Many European wines are full of metal, a study finds.
And researchers say if you’re the type of person who drinks a glass of wine – either red or white – every day, you may be damaging your health, according to the study, published online this week in the Chemistry Central Journal.
Biomolecular scientist Dr. Declan P. Naughton, from Kingston University in London, used a risk assessment called the target hazard quotient on wines from 16 different countries to determine which ones are the safest.
The THQ formula was developed by the United States' Environmental Protection Agency for the estimation of potential health risks associated with long-term exposure to environmental pollutants.
A THQ of more than 1 is considered a health risk — and most of the wines were far above a 1. Only wines from Argentina, Brazil and Italy did not contain dangerous levels of metal, the study found.
Typically, THQ values for most wines ranged from 50 to 200, but Hungarian and Slovakian wines reached levels of 300.
This study contradicts the popular theory that drinking wine daily is actually good for you by promoting heart health, the researchers said.

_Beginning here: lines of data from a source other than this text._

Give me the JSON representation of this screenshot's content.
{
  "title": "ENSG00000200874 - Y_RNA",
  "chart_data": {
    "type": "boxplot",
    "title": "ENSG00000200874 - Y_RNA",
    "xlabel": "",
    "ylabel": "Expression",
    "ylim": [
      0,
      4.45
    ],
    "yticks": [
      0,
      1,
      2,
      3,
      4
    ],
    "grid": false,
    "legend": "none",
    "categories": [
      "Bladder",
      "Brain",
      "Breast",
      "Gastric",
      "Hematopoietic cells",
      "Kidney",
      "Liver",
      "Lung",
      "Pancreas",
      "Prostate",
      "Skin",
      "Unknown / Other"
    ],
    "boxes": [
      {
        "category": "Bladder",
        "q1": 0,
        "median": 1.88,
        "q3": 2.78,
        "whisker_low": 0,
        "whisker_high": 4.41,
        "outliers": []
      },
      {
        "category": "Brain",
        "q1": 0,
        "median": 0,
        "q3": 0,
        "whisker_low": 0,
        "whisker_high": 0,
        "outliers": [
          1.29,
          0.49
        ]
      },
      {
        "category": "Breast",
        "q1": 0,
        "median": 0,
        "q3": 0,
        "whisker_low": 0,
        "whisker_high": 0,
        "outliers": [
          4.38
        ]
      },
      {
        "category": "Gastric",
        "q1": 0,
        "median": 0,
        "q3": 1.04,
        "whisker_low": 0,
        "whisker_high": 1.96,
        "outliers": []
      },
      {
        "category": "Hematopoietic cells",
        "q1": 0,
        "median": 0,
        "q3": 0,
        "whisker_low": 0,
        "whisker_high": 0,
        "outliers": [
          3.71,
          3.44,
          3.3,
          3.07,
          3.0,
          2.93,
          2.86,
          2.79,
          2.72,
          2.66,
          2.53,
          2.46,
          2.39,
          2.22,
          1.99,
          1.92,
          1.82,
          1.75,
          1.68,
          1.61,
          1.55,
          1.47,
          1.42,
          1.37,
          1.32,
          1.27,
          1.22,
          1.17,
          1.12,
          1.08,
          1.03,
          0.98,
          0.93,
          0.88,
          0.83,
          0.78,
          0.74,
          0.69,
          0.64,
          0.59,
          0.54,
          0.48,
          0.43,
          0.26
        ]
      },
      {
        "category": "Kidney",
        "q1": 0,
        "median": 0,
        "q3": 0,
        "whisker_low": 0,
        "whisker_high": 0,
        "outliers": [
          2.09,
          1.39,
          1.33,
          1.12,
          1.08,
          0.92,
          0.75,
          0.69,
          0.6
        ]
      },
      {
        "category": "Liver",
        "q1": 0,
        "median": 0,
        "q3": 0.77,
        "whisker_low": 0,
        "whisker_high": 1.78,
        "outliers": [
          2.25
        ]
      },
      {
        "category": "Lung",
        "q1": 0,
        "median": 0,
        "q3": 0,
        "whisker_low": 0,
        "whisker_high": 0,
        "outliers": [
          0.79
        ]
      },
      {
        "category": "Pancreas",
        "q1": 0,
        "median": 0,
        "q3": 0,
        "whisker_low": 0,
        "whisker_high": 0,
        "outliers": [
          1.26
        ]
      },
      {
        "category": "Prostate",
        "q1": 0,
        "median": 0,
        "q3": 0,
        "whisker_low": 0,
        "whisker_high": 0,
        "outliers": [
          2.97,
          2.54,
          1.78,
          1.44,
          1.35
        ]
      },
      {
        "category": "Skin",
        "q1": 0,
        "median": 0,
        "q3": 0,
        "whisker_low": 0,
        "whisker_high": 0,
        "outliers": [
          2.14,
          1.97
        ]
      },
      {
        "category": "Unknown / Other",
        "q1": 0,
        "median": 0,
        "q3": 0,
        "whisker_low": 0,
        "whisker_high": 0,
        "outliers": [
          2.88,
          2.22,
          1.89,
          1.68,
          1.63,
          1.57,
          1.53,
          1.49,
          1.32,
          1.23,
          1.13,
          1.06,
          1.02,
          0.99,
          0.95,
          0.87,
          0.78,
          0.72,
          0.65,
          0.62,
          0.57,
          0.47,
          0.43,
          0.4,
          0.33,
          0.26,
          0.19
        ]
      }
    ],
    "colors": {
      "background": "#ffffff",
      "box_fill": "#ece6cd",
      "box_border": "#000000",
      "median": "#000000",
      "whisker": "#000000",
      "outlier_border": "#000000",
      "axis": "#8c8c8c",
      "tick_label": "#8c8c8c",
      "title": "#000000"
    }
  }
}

“Excess intake of metal ions is credited with pathological events such as Parkinson's disease,” Naughton said. “In addition to neurological problems, these ions are also believed to enhance oxidative damage, a key component of chronic inflammatory disease which is a suggested initiator of cancer."
Naughton and his co-author, Andrea Petroczi, also from Kingston University, said levels of metal ions should appear on wine labels and steps to remove them during wine production should be implemented.